Fanatical opera fans tend to get protective about just which divas take on the big Wagner heroines. And some of the particularly ferocious online community haven’t always warmed to Voigt's vocalising. Of one cutting blog she says: “It was as though I had personally done something to this individual. But it’s probably ‘I don’t like Deborah Voigt because she reminds me of my wicked stepmother,’ something completely unsinger related! Whatever,” she says with a weary shrug.
But for every spiteful critic, Voigt has plenty of die-hard fans, although she is more nervous when she sings in Vienna. “It’s a very discerning public. You can’t walk in there and sing the Marschallin [in Strauss’s Rosenkavalier] and not expect that the bar is going to be set high.”
But in any circumstances, she adds, a singer’s voice can vary significantly from night to night. “We are not machines. That is what makes the experience of hearing us in performance so thrilling. Anything can happen, and sometimes it does – we can’t pump it out the same way every night. How your boyfriend treated you last night is going to affect how you sound today.”

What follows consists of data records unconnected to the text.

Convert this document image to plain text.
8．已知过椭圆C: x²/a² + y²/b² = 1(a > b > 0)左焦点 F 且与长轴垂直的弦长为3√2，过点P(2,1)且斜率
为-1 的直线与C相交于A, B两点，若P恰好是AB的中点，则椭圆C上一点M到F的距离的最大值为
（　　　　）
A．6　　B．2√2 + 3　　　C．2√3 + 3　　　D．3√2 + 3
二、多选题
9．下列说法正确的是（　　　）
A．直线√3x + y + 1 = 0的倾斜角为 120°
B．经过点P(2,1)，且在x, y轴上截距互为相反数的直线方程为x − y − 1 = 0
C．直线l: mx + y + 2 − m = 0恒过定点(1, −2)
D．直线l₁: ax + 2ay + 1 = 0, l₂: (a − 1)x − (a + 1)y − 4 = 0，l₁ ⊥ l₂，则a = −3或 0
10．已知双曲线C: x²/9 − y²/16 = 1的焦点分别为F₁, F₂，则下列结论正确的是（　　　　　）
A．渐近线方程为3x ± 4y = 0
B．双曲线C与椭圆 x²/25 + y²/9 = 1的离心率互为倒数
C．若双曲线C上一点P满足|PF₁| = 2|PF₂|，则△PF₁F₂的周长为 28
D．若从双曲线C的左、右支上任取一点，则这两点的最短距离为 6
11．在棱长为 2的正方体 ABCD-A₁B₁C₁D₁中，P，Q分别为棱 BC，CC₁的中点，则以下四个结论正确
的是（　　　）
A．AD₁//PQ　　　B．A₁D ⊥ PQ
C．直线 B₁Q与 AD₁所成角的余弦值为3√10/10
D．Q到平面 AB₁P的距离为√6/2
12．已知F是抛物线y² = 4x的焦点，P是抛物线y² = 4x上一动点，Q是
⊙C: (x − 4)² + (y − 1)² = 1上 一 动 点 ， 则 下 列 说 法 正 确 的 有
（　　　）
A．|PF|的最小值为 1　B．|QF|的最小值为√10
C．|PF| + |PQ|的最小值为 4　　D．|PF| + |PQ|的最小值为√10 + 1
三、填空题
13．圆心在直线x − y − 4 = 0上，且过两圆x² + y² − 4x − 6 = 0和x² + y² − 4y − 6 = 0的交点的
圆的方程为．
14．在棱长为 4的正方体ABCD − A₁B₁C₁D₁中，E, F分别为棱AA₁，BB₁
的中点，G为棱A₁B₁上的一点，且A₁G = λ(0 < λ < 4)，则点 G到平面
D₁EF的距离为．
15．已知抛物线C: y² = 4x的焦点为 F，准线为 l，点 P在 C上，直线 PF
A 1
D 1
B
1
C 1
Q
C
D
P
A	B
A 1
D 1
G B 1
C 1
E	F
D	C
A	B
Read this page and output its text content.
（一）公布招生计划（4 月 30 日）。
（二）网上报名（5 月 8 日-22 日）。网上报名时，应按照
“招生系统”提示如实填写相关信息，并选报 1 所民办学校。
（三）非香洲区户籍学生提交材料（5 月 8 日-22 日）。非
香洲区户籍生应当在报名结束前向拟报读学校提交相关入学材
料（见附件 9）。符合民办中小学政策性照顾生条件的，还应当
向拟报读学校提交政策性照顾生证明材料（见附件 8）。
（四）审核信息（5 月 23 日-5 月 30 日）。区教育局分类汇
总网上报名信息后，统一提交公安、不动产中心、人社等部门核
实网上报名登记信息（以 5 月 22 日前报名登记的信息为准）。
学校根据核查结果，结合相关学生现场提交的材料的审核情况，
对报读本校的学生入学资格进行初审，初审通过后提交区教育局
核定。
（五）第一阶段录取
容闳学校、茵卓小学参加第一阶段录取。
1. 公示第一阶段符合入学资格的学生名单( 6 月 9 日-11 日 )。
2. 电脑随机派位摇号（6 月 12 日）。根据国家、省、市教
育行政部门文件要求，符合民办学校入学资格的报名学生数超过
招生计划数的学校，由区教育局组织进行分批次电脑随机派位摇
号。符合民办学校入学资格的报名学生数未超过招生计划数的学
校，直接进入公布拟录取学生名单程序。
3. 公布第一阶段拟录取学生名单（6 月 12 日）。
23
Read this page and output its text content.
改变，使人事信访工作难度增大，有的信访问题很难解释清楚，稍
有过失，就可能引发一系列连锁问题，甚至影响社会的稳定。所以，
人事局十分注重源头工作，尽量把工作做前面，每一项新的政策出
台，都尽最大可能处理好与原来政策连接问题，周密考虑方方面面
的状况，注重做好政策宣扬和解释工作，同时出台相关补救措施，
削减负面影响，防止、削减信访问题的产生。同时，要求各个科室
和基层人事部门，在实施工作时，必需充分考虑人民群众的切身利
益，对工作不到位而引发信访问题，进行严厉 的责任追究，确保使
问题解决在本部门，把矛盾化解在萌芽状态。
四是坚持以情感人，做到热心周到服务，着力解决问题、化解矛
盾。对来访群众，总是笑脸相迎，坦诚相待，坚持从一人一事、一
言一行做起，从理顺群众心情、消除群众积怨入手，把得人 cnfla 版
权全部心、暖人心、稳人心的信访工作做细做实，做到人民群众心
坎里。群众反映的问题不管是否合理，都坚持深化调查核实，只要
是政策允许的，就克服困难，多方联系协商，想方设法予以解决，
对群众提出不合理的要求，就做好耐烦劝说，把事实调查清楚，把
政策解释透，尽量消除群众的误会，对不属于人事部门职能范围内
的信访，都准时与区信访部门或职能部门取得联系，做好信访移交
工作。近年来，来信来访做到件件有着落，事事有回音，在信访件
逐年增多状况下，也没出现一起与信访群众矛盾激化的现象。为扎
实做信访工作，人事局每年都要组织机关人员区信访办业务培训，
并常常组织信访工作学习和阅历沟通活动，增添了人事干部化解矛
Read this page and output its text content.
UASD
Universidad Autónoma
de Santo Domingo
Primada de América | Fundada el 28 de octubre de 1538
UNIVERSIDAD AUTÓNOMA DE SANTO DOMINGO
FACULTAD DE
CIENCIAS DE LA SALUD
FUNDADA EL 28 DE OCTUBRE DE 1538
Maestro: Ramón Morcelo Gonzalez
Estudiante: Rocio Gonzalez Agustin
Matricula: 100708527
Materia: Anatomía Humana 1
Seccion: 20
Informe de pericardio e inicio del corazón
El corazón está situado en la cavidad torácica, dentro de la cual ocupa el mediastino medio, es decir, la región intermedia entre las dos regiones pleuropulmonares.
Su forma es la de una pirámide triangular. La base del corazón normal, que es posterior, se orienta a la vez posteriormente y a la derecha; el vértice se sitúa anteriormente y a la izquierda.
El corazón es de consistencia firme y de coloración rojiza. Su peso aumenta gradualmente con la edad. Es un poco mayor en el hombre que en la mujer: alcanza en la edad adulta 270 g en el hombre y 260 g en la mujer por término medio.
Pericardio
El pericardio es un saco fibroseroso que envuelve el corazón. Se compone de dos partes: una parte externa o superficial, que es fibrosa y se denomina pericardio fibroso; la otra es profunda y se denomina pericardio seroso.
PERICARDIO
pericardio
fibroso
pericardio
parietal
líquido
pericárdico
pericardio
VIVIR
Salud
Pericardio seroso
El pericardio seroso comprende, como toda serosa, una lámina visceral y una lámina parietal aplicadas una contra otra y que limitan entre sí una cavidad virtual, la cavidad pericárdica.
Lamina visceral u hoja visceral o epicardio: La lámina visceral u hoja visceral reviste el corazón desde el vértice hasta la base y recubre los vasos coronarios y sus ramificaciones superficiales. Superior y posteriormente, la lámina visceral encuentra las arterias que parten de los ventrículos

Which leads me neatly on: does the newly svelte Voigt have a boyfriend? She admits she is “seeing someone I’m interested in. But meeting people is difficult for anybody in any walk of life,” she says. “Throw in the fact that you travel for nine months of the year and that when people meet you they think, ‘Well, that’s Deborah Voigt!’ I can sit and make eyes at a cellist in the orchestra for a week,” she says bursting into laughter, “and he’s still not going to come up and say hello!”